While Greg Carlson, the executive director of the Federation of New York Housing Cooperatives and Condominiums (FNYHC) also was receptive to the mayor's gesture, he notes that the benefits to homeowners in some boroughs remain inequitable. For example, in Queens, homeowners are paying significantly higher taxes than the 18.5 percent hike that was passed last year, Carlson said. Add to that the increased costs of insurance, heating fuel, building maintenance and other items, and managing the bottom line becomes more and more difficult, he said. In certain boroughs, the tax hike and the proposed tax rebate will negate one another, but not so in Queens, he believes.
The city's Independent Budget Office (IBO), a publicly-funded independent agency, seems to support Carlson's assessment. According to its study, the owners of single-family homes, who reportedly paid an average of $366 more in property taxes because of the 18.5 percent property tax increase, will gain after the $400 rebate checks but other types of property owners will lose out. The IBO reports that condo owners, who paid an average increase of $741, or co-op owners, who paid an average increase of $585, will not recover all their money with the rebate.
The City Council and state Legislature must approve the rebate plan for it to take effect.
IBO is equally skeptical that the mayor's budget plan can close significant gaps in revenue. The proposed budget gap will double in 2006 to $3.4 billion and jump to $3. 9 billion in 2007, the agency says.
According to IBO Director Ronnie Lowenstein, tax collections in fiscal year 2004 will be 13.2 percent higher than in 2003, but IBO's outlook for 2005 through 2007 is for much slower revenue growth, in part due to the expiration of the sales and personal income tax increases. The sales tax on clothing and footwear under $110 is scheduled to end on June 1, 2004, and the .375 percent temporary increase in the 8.625 percent sales tax will end on June 1, 2005. Business income taxes, which did not increase, are expected to grow by 12.4 percent from 2003 to 2004 when they will total $2.6 billion. However, that is below the record level that was reached in 2000.

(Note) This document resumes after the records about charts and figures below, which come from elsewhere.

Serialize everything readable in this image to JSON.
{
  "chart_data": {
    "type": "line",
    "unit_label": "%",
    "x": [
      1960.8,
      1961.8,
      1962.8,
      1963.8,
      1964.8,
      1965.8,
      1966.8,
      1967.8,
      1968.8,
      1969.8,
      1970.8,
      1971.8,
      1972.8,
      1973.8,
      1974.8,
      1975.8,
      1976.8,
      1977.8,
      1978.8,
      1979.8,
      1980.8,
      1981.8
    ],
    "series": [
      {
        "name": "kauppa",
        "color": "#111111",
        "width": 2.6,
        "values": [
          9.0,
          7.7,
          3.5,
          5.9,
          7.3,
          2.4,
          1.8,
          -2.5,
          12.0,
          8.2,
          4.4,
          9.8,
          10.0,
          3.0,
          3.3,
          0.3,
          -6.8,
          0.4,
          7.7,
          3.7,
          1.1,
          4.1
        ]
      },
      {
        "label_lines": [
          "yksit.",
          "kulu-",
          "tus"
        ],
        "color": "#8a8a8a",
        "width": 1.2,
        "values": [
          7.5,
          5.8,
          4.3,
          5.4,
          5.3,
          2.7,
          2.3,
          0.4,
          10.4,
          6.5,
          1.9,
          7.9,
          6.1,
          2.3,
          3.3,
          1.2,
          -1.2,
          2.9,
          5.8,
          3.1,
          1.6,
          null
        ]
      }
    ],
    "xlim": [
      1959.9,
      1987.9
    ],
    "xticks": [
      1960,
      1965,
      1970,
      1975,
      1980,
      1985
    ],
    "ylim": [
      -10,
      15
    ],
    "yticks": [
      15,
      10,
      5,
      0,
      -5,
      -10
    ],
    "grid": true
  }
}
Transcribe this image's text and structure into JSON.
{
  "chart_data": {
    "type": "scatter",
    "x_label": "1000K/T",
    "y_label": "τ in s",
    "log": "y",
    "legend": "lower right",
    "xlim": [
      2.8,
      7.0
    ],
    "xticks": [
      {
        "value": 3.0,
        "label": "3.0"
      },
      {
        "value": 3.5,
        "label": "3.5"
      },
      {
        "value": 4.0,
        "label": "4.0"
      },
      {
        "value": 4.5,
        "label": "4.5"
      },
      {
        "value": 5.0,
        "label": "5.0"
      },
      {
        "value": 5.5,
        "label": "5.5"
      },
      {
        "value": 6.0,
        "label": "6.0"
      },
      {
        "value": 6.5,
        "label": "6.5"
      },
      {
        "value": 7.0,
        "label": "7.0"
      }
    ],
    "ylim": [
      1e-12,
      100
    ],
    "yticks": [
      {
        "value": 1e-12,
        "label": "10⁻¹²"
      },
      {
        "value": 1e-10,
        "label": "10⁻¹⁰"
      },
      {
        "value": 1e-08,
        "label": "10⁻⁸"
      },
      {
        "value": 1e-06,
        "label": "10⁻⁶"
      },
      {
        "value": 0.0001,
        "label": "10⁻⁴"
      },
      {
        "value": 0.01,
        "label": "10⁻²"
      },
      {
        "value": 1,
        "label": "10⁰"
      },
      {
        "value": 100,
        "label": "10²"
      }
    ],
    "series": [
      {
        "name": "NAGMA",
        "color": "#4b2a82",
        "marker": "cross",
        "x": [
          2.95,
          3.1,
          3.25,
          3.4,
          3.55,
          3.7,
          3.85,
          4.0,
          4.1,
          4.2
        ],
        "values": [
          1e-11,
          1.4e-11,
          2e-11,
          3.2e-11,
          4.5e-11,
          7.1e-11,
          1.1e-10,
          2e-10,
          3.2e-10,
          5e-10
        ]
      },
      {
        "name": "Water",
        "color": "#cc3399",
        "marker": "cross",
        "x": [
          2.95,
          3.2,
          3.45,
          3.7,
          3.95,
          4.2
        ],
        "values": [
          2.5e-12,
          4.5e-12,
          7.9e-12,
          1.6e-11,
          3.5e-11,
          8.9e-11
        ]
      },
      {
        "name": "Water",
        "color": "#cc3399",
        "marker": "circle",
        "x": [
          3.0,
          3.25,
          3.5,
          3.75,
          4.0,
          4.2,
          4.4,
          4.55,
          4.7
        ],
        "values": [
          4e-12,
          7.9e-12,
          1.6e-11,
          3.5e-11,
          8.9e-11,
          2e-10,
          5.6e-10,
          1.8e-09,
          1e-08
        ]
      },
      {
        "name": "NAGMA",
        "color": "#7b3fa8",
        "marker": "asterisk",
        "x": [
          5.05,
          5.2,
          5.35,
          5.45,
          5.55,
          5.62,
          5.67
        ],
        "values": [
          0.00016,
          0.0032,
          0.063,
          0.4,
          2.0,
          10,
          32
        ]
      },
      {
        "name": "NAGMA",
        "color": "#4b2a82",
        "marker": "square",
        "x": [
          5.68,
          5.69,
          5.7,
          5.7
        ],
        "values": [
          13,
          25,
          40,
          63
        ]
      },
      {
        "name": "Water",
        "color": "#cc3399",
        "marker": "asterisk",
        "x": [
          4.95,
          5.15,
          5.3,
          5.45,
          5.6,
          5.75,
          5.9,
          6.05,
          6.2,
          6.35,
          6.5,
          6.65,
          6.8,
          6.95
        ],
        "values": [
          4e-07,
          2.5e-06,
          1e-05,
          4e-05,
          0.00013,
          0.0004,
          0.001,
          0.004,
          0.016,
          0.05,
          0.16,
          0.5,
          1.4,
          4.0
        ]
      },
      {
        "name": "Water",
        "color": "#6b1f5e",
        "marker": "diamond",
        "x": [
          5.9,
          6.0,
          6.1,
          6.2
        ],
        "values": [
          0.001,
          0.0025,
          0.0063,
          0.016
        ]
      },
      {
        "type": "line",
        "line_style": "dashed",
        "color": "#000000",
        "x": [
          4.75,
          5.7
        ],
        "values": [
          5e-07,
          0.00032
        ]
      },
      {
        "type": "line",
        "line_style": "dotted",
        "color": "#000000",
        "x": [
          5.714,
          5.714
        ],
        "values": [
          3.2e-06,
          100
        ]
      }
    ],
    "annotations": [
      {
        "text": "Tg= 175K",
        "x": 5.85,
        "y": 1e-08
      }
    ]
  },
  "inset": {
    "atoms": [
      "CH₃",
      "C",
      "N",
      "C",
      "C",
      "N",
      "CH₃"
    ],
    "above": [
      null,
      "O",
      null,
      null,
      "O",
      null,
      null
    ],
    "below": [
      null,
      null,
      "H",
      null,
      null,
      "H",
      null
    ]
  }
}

Spending on municipal services is holding steady or in some cases declining, but that doesn't seem to help the budget shortfall, according to IBO. Costs related to Medicaid, pensions and fringe benefits for municipal employees, and debt service continue to rise. The city's share of Medicaid, which stands at $4 billion in 2004, will go to $4.5 billion next year and reach $4.9 billion in 2007. The city's contribution to five pension funds for city workers will grow by $610 million in 2005 to total over $3 billion. By the year 2007, that cost will balloon to $4.2 billion, according to IBO's projections. Additionally, interest on the city's debt will go from $3.4 billion in 2004 to $4.9 billion by 2007. IBO believes that total city spending will rise to $47.7 billion in 2005 and climb to $51.1 billion by 2007.
Despite the gloomy outlook, Mayor Bloomberg said in his address that the overall quality of life in the city had greatly improved. New York City remains a great place to do business, crime has dropped 10 percent - its lowest level since 1968 - and through initiatives like the 311 hotline and other technological advances, residents can expect to receive a greater level of public service from the government agencies that represent them, said the mayor.
"New York City continues to be the best place on earth for people to live, work, do business, and visit. I am committed to ensuring that New York City's future is even brighter. Together we can make that happen."